The central octagonal plan interprets original models of existing large buildings early Christian, and particularly the church of Hagia Sophia in Constantinople.
The body outer, at two rows, contains an octagonal tower (tiburio) higher.
Two towers, equipped with ladders for access to women's galleries, overlook the narthex at the entrance, which is not aligned with the apse of the basilica, in order to create an effect of bewilderment in the entering faithful .
The exterior is brick, in contrast with the opulence of the interior decoration, symbolizing the outer earthly poverty against the richness of the spiritual world.
The inside has a large central area covered by a hemispherical dome, supported by giant fan shaped pillars and eight large arches, one of which is open to the presbytery, while the other seven make great exedras, divided into two tiers of arches on columns.
The upper order corresponds to the women's gallery, the first order corresponds to the octagonal ambulatory, which turns all around and stops at the presbytery.
The wonderful mosaic of the environments, which originally covered all surfaces, creates an effect of expansion and undefined space, filling the sight of a golden and thin light, with an extraordinary impression of magnificence.

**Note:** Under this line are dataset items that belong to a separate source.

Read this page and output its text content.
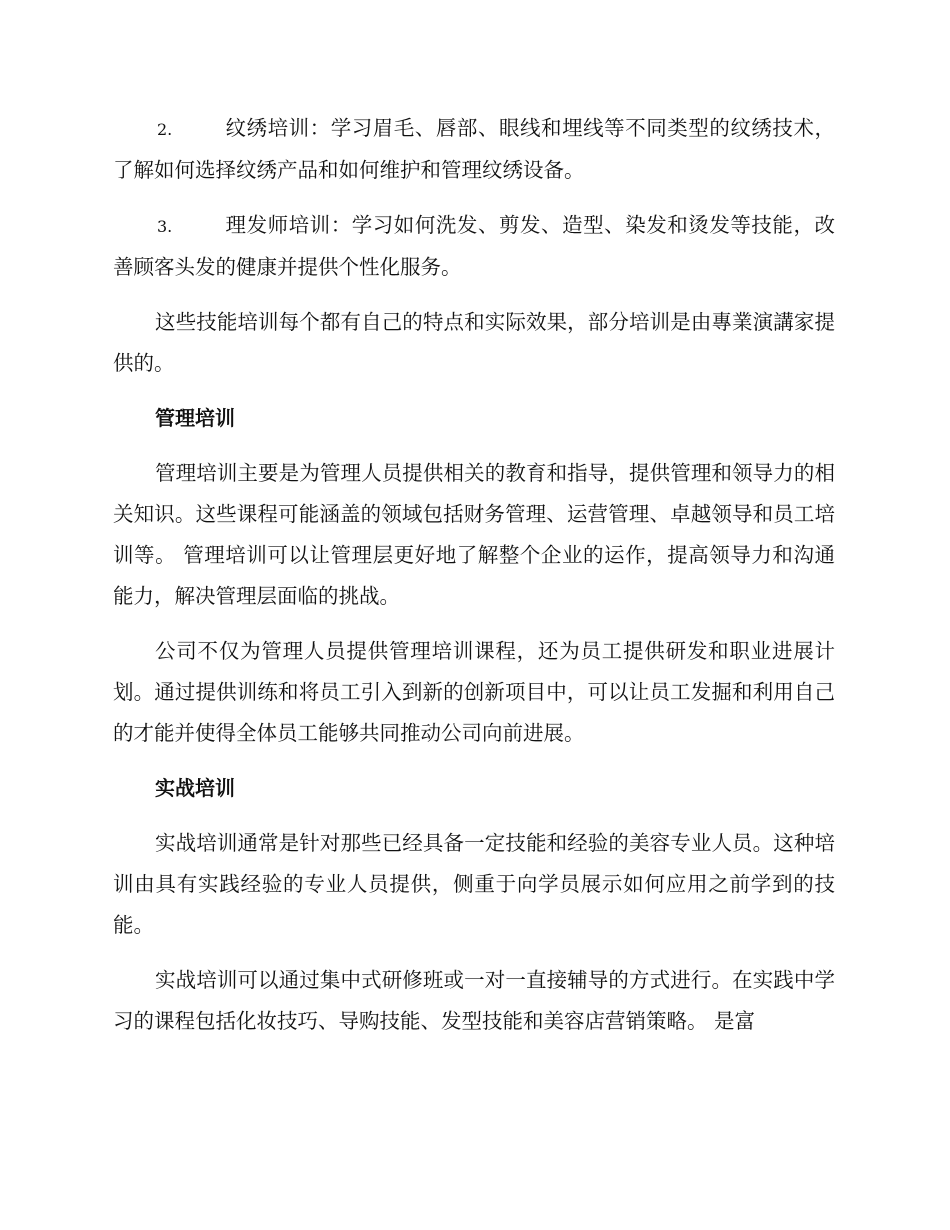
2.	纹绣培训：学习眉毛、唇部、眼线和埋线等不同类型的纹绣技术，了解如何选择纹绣产品和如何维护和管理纹绣设备。

3.	理发师培训：学习如何洗发、剪发、造型、染发和烫发等技能，改善顾客头发的健康并提供个性化服务。

这些技能培训每个都有自己的特点和实际效果，部分培训是由專業演講家提供的。

管理培训

管理培训主要是为管理人员提供相关的教育和指导，提供管理和领导力的相关知识。这些课程可能涵盖的领域包括财务管理、运营管理、卓越领导和员工培训等。 管理培训可以让管理层更好地了解整个企业的运作，提高领导力和沟通能力，解决管理层面临的挑战。

公司不仅为管理人员提供管理培训课程，还为员工提供研发和职业进展计划。通过提供训练和将员工引入到新的创新项目中，可以让员工发掘和利用自己的才能并使得全体员工能够共同推动公司向前进展。

实战培训

实战培训通常是针对那些已经具备一定技能和经验的美容专业人员。这种培训由具有实践经验的专业人员提供，侧重于向学员展示如何应用之前学到的技能。

实战培训可以通过集中式研修班或一对一直接辅导的方式进行。在实践中学习的课程包括化妆技巧、导购技能、发型技能和美容店营销策略。 是富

The focal point is located on the front of the spectacular presbytery, where two angels hold the cross, likewise at the vault, where four angels hold up a medallion with the sacrificial lamb on a blue background with stylized flowers.
On the cap of the apse, Christ gives the crown of martyrdom to Saint Vitale, while an angel symbolically offers the church to Saint Ecclesio Bishop.
Beside the altar are the famous panels depicting the Emperor Justinian and his wife Theodora, surrounded by their courts in all their splendor, with Bishop Maximian, at the ideal ceremony of consecration of the basilica.